LIFEWORK Study

About

A collaboration between researchers from the Institute for Risk Assessment Sciences, the Netherlands Cancer Institute, Julius Center, National Institute for Public Health and the Environment, Netherlands Institute for Health Services Research.

The prospective LIFEWORK cohort was established to collect a large amount of high quality data on occupational and environmental exposures using a harmonized core questionnaire. The study focuses on the impact of physical, biological and chemical exposures in our daily living environment: at home and at work.

We aim to determine whether diseases and symptoms occur more often or less often among people who have had certain environmental or occupational exposures compared to people who have had no or less exposure. To achieve a large study population, data collection was integrated into an already existing cohort (EPIC-NL, the European Prospective Investigation into Cancer and Nutrition in the Netherlands) and two de novo cohorts (the Nightingale Study and AMIGO, the Occupational and Environmental Health Cohort Study).

From the outset, the LIFEWORK cohort was designed as a federated study, whereby the subcohorts are governed by an overarching governance board alongside independent governance boards, and data collection was designed to capture a core set of exposures and outcomes of interest. In addition to the harmonized core data collected on exposures and health outcomes, each of these cohorts collected data to fulfill additional research aims.

Study population: In total 88466 participants were enrolled in LIFEWORK in 2011-2012. Participants had a median age of 51 years at baseline (range 19-87), and the majority are female (90%), with nurses being over-represented. Twenty-two percent of participants reported to have started using a mobile phone more than 10 years prior to baseline. Participants are distributed across the whole of the Netherlands. (figure 1)
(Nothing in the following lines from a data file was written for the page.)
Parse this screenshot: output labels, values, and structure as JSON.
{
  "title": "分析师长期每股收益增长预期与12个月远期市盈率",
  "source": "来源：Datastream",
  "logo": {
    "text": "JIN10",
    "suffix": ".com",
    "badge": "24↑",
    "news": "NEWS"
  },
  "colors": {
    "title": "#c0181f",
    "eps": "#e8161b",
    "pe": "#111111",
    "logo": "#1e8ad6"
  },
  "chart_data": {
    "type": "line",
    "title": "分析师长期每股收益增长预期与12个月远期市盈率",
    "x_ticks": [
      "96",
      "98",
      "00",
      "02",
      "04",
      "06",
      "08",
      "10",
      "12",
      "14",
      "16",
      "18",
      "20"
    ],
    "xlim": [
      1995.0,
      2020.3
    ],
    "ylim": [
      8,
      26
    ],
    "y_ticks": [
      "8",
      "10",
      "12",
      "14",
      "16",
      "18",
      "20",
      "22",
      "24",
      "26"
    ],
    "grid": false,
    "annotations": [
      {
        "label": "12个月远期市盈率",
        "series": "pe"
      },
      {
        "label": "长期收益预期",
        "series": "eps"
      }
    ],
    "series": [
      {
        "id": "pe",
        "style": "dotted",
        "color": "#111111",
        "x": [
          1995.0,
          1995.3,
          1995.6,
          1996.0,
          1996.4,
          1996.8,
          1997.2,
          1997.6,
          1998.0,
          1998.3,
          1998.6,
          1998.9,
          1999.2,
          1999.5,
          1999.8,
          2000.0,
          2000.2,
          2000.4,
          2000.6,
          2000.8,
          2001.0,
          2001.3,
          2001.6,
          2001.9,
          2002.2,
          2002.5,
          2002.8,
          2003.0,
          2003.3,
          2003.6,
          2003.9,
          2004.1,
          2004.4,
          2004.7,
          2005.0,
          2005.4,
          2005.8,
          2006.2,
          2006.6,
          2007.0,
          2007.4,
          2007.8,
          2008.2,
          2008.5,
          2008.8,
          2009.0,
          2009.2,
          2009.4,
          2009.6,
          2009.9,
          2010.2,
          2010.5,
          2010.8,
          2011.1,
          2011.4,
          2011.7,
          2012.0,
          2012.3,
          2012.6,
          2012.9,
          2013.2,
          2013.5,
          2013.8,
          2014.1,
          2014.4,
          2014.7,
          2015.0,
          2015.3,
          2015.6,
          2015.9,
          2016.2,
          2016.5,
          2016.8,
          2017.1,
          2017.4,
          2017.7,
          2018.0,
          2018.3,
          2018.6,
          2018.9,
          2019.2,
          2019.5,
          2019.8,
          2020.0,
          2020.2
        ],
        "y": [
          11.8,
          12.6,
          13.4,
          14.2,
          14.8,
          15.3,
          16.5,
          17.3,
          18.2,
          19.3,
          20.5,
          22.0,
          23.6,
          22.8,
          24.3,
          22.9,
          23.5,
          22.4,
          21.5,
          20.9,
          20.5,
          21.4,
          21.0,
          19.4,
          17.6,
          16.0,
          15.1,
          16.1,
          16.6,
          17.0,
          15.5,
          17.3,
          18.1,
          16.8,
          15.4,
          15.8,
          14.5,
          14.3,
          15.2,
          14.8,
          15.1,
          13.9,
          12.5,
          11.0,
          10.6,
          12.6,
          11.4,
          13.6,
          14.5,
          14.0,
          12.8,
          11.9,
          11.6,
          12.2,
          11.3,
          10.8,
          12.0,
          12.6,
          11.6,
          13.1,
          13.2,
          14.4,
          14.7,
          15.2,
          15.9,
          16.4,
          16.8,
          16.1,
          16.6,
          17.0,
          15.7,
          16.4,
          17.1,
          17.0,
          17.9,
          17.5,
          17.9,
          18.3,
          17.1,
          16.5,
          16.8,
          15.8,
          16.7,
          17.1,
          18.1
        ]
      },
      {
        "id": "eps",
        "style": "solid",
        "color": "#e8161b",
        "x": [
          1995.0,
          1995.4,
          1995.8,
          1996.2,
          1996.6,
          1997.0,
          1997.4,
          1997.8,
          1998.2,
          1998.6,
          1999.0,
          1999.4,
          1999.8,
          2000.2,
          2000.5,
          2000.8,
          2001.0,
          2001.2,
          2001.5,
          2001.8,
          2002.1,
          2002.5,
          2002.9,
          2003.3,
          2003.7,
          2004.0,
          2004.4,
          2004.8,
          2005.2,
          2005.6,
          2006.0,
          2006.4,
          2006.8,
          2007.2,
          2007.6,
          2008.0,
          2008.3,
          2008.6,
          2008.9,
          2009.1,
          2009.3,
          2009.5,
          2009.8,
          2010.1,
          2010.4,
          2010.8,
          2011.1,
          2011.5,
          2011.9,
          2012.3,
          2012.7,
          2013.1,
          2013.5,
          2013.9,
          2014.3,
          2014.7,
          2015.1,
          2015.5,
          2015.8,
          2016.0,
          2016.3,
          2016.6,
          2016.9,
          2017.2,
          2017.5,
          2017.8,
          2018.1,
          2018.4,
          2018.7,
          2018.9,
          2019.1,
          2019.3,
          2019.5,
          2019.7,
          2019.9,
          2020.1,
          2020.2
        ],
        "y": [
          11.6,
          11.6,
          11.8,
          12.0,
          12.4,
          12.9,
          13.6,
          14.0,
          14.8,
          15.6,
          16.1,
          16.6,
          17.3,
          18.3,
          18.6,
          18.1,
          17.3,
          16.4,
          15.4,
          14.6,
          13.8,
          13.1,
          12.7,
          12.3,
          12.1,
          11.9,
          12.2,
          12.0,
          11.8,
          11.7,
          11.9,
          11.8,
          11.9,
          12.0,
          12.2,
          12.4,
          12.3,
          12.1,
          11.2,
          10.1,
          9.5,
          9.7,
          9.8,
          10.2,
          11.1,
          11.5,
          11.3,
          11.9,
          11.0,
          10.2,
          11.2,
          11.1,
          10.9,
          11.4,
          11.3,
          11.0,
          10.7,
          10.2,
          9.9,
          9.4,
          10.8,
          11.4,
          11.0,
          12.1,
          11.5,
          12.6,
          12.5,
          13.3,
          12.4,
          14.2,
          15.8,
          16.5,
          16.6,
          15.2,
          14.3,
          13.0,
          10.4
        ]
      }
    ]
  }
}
Figure 1 – Study population

Data collection takes place through questionnaires and linkages to morbidity and mortality registries and electronic medical records of GPs. A full list of topics included in the questionnaire can be found in this table. Information on historical occupations and residential addresses was collected to calculate life-time environmental and occupational exposures. These occupations and addresses are linked to various job-exposure matrices (JEMs) and geospatial exposure models.

Between 2015 and 2018 a follow-up questionnaire has been conducted to assess changes over time.